All those free meals and all those budding financial relationships; they mostly reflect the presence of sales staff in operating theaters. The sales staff aren’t there to guide the surgeons; they are there because they carry the range of inventory they might need and the equipment needed to implant their devices. Like any good guest, they don’t come with empty arms; they bring lunch for the staff in the rooms.
Now, due to the open payment rules, at least one doctor will be asked to sign that the meal has been provided. The signatures of residents and colleagues do not count, only the treating doctors do. So the reality is that residents and fellows have received free lunches throughout their careers. Their initial prescribing habits are dictated more by their training than by some independent thinking. And as for speaking fees, as with the copyrights mentioned earlier, you are not asked to speak as an incentive to use a device; you are asked to speak to induce others.
As I write this, a new target has arisen for conflict of interest observers, advanced clinical professionals (nurses, medical assistants, CRNA, etc.).
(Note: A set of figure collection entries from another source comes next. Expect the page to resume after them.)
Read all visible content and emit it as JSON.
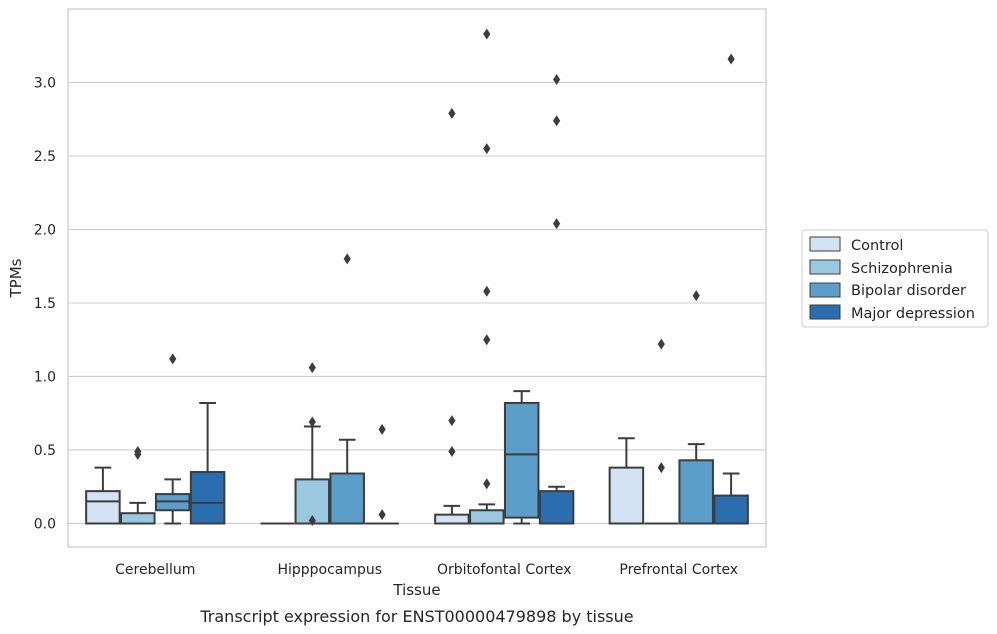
{
  "chart_data": {
    "type": "box",
    "title": "",
    "caption": "Transcript expression for ENST00000479898 by tissue",
    "xlabel": "Tissue",
    "ylabel": "TPMs",
    "ylim": [
      -0.16,
      3.5
    ],
    "yticks": [
      "0.0",
      "0.5",
      "1.0",
      "1.5",
      "2.0",
      "2.5",
      "3.0"
    ],
    "grid": "horizontal",
    "legend_position": "right",
    "categories": [
      "Cerebellum",
      "Hipppocampus",
      "Orbitofontal Cortex",
      "Prefrontal Cortex"
    ],
    "series": [
      {
        "name": "Control",
        "color": "#d4e3f3",
        "boxes": [
          {
            "q1": 0.0,
            "median": 0.15,
            "q3": 0.22,
            "wlo": 0.0,
            "whi": 0.38,
            "fliers": []
          },
          {
            "q1": 0.0,
            "median": 0.0,
            "q3": 0.0,
            "wlo": 0.0,
            "whi": 0.0,
            "fliers": []
          },
          {
            "q1": 0.0,
            "median": 0.0,
            "q3": 0.06,
            "wlo": 0.0,
            "whi": 0.12,
            "fliers": [
              0.49,
              0.7,
              2.79
            ]
          },
          {
            "q1": 0.0,
            "median": 0.0,
            "q3": 0.38,
            "wlo": 0.0,
            "whi": 0.58,
            "fliers": []
          }
        ]
      },
      {
        "name": "Schizophrenia",
        "color": "#9ac8e0",
        "boxes": [
          {
            "q1": 0.0,
            "median": 0.0,
            "q3": 0.07,
            "wlo": 0.0,
            "whi": 0.14,
            "fliers": [
              0.47,
              0.49
            ]
          },
          {
            "q1": 0.0,
            "median": 0.0,
            "q3": 0.3,
            "wlo": 0.0,
            "whi": 0.66,
            "fliers": [
              0.02,
              0.69,
              1.06
            ]
          },
          {
            "q1": 0.0,
            "median": 0.0,
            "q3": 0.09,
            "wlo": 0.0,
            "whi": 0.13,
            "fliers": [
              0.27,
              1.25,
              1.58,
              2.55,
              3.33
            ]
          },
          {
            "q1": 0.0,
            "median": 0.0,
            "q3": 0.0,
            "wlo": 0.0,
            "whi": 0.0,
            "fliers": [
              0.38,
              1.22
            ]
          }
        ]
      },
      {
        "name": "Bipolar disorder",
        "color": "#5a9ec9",
        "boxes": [
          {
            "q1": 0.09,
            "median": 0.15,
            "q3": 0.2,
            "wlo": 0.0,
            "whi": 0.3,
            "fliers": [
              1.12
            ]
          },
          {
            "q1": 0.0,
            "median": 0.0,
            "q3": 0.34,
            "wlo": 0.0,
            "whi": 0.57,
            "fliers": [
              1.8
            ]
          },
          {
            "q1": 0.04,
            "median": 0.47,
            "q3": 0.82,
            "wlo": 0.0,
            "whi": 0.9,
            "fliers": []
          },
          {
            "q1": 0.0,
            "median": 0.0,
            "q3": 0.43,
            "wlo": 0.0,
            "whi": 0.54,
            "fliers": [
              1.55
            ]
          }
        ]
      },
      {
        "name": "Major depression",
        "color": "#2a6eb0",
        "boxes": [
          {
            "q1": 0.0,
            "median": 0.14,
            "q3": 0.35,
            "wlo": 0.0,
            "whi": 0.82,
            "fliers": []
          },
          {
            "q1": 0.0,
            "median": 0.0,
            "q3": 0.0,
            "wlo": 0.0,
            "whi": 0.0,
            "fliers": [
              0.06,
              0.64
            ]
          },
          {
            "q1": 0.0,
            "median": 0.0,
            "q3": 0.22,
            "wlo": 0.0,
            "whi": 0.25,
            "fliers": [
              2.04,
              2.74,
              3.02
            ]
          },
          {
            "q1": 0.0,
            "median": 0.0,
            "q3": 0.19,
            "wlo": 0.0,
            "whi": 0.34,
            "fliers": [
              3.16
            ]
          }
        ]
      }
    ]
  }
}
According to a recent JAMA study, they too are “on the run”.
 Orthopedics encompasses several subspecialties, sports medicine, spine surgery, adult reconstructive surgery, hand surgery, trauma surgery, pediatric orthopedic surgery, and foot and ankle surgery. Likewise, internal medicine encompasses several subspecialties, including intensive care medicine or pulmonary medicine, heart or cardiovascular disease, oncology or hematology, gastroenterology, nephrology, rheumatology, endocrinology, and infectious diseases.
 Another point, orthopedists receive an average of $ 108,298 per talk, which is clearly an outlier. A deeper analysis of the data shows that only five events out of 641 intervention commitments account for 94% of that expenditure; I suspect an error in the data sent.
 The cost of the devices is not necessarily paid separately from the procedure itself. For example, nearly 50% of the payment received by hospitals for endovascular repair of an aortic aneurysm goes to pay for the implanted device.